The sounds of rain stopped in the middle of the night and I slipped back into sleep happy to have a dry day tomorrow.
I thought I had slept in late when I awoke with my tent filled with bright light. I checked my watch and it was only seven. I opened my tent to a field of white. Every tree, every bush and the grass were covered with two inches of snow. It had not snowed here in a month and I was not prepared to paddle through ice. To paddle the entirety of the Mississippi River is crazy but to paddle through ice and snow without a dry suit is dumb.

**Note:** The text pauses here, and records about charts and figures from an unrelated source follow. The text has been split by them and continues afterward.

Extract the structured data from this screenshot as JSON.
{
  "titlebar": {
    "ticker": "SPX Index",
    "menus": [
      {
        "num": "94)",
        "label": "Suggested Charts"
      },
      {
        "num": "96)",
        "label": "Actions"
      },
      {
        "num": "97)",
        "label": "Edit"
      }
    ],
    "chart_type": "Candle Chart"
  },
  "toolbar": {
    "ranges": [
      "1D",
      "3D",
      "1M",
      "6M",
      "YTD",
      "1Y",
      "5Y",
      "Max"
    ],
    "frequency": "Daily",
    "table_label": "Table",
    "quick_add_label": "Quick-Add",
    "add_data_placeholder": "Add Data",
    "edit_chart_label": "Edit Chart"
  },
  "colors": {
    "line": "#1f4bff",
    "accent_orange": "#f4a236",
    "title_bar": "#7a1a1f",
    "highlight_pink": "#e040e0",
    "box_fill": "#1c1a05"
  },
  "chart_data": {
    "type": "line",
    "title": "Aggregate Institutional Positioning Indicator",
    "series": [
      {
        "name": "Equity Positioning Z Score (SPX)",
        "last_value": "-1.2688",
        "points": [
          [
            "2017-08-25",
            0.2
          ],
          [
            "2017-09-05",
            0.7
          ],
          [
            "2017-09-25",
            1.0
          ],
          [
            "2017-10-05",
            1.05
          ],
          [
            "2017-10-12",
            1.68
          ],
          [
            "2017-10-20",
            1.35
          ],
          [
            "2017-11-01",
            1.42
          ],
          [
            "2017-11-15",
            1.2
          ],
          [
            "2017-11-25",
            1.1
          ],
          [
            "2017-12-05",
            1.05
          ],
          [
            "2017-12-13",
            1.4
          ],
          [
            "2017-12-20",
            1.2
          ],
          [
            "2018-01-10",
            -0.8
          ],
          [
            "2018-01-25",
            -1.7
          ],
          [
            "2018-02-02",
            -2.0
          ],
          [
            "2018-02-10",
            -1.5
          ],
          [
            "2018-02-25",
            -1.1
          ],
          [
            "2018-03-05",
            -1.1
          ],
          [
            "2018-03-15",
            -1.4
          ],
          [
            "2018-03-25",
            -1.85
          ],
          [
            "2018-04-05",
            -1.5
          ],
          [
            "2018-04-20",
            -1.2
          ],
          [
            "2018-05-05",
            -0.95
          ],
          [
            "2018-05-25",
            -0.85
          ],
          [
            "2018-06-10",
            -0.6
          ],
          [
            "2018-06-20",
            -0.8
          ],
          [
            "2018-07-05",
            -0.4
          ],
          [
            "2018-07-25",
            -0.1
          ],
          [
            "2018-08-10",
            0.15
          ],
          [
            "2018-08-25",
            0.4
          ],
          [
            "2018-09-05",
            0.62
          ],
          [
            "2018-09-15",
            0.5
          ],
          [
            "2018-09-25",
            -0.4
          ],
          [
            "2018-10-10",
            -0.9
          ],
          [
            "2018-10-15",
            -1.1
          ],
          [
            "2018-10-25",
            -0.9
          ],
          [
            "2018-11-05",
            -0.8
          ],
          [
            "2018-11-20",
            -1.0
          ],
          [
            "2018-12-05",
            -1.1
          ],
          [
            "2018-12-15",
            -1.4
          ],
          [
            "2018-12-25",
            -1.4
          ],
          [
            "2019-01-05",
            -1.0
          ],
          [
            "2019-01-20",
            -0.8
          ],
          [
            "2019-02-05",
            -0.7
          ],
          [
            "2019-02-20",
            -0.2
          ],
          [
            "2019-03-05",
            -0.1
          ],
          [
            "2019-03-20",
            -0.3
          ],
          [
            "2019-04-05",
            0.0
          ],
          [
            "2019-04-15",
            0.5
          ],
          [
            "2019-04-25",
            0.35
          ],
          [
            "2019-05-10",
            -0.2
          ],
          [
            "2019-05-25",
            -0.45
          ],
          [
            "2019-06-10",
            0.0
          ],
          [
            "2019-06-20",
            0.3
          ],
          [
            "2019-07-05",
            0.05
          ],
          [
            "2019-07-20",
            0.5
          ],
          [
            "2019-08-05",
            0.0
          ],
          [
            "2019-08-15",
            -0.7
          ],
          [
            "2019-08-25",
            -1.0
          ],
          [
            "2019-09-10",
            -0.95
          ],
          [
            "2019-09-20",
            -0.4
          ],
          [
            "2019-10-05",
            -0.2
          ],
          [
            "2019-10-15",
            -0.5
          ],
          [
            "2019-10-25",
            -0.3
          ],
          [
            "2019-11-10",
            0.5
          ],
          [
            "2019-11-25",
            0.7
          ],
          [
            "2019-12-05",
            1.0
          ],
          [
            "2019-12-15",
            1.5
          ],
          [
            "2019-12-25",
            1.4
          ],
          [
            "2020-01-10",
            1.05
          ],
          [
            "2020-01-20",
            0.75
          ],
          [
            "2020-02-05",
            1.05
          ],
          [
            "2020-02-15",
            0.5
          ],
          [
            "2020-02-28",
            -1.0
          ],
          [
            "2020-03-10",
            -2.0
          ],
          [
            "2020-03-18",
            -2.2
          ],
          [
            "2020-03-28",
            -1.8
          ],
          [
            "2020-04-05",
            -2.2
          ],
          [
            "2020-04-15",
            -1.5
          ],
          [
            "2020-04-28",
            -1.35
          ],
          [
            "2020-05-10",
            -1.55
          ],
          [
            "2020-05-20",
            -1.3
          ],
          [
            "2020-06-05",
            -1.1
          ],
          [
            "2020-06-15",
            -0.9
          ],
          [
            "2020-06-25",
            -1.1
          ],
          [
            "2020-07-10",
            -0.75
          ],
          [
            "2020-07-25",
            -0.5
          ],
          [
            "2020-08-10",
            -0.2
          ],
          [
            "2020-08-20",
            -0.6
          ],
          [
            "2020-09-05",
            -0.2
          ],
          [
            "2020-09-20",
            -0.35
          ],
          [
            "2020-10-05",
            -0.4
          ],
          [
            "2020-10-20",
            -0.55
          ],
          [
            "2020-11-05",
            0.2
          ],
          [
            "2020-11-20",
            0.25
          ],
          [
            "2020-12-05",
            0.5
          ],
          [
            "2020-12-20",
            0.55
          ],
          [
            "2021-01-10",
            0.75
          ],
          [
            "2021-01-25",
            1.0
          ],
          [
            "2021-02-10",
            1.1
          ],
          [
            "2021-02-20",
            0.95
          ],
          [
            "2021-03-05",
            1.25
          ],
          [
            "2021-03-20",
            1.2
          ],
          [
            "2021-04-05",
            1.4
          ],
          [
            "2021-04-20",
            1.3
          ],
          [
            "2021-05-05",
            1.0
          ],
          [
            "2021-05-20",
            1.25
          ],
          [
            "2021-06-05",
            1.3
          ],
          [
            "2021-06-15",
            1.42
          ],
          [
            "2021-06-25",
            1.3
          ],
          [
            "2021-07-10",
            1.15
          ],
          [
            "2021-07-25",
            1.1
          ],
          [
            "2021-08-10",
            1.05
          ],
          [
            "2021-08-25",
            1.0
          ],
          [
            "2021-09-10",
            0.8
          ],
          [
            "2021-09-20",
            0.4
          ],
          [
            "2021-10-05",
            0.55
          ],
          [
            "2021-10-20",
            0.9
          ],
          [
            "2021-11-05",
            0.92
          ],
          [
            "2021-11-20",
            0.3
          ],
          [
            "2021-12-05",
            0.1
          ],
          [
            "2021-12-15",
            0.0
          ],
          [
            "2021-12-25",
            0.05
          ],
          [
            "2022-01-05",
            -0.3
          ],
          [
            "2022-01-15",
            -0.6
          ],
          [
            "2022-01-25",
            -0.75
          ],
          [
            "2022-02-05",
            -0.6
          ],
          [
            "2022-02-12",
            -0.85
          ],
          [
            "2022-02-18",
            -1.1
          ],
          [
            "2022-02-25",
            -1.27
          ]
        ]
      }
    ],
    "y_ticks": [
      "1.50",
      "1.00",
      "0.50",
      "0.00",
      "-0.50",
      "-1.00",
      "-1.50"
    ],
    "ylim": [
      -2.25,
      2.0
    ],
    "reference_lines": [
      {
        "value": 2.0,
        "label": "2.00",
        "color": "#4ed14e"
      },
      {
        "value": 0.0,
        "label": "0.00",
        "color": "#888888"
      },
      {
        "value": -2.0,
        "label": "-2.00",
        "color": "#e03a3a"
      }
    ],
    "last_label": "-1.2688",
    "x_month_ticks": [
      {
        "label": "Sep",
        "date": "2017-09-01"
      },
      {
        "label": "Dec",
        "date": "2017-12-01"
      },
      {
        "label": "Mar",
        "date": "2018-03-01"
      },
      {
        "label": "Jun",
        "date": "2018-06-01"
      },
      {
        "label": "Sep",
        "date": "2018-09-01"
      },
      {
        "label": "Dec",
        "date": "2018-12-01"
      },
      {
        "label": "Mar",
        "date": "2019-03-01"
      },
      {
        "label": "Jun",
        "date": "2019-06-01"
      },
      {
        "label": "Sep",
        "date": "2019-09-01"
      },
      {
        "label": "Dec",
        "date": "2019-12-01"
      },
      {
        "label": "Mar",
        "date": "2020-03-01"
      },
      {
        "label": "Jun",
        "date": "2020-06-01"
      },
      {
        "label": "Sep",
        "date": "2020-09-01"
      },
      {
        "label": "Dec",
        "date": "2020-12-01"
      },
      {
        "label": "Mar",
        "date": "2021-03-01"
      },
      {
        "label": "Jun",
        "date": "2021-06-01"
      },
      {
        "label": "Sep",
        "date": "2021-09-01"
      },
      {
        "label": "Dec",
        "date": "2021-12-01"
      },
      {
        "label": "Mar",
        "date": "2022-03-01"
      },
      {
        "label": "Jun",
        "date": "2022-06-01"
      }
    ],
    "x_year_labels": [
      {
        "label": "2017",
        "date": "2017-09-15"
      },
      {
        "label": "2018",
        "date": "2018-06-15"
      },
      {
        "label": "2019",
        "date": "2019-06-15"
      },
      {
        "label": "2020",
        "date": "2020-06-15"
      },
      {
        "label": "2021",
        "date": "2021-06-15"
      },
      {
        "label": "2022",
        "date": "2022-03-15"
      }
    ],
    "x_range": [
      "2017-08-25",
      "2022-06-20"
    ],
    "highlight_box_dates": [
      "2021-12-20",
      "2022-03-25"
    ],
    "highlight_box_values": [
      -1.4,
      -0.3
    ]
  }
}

I walked down to the kayak to see how it weathered the storm. Not only was it covered in snow, but a large, thick ice sheet weighted down the half of the boat where rain had collected. I sulked back to the shelter to find that my clothes I hung were frozen. It was going to be a long, boring wait til I could hit the river again.
I played with my gps and found that although I had paddled thirty miles the day before, I was only eight miles from the hostel I stayed at two nights before. I could hike the eight miles for a warm bed or wait around camp. Either way, I knew I needed to paddle at least twenty miles to the next campsite and I would not be able to get on the water today.
I grabbed all my wet gear and headed in the direction of the road. I walked about five miles before I decided to check to see if my phone that had not gotten a signal in days. I had one bar and called Sarah, the incredibly nice hostel caretaker. I walked another mile until Sarah's husband picked me up and took me to the hostel.
I hated not paddling but there was not many other choices. I walked the two miles to the nearest store and bought a pizza and chocolate chip muffin mix. I ate the pizza and made the muffins as a thank you for Sarah and then sat around waiting for the snow to go away.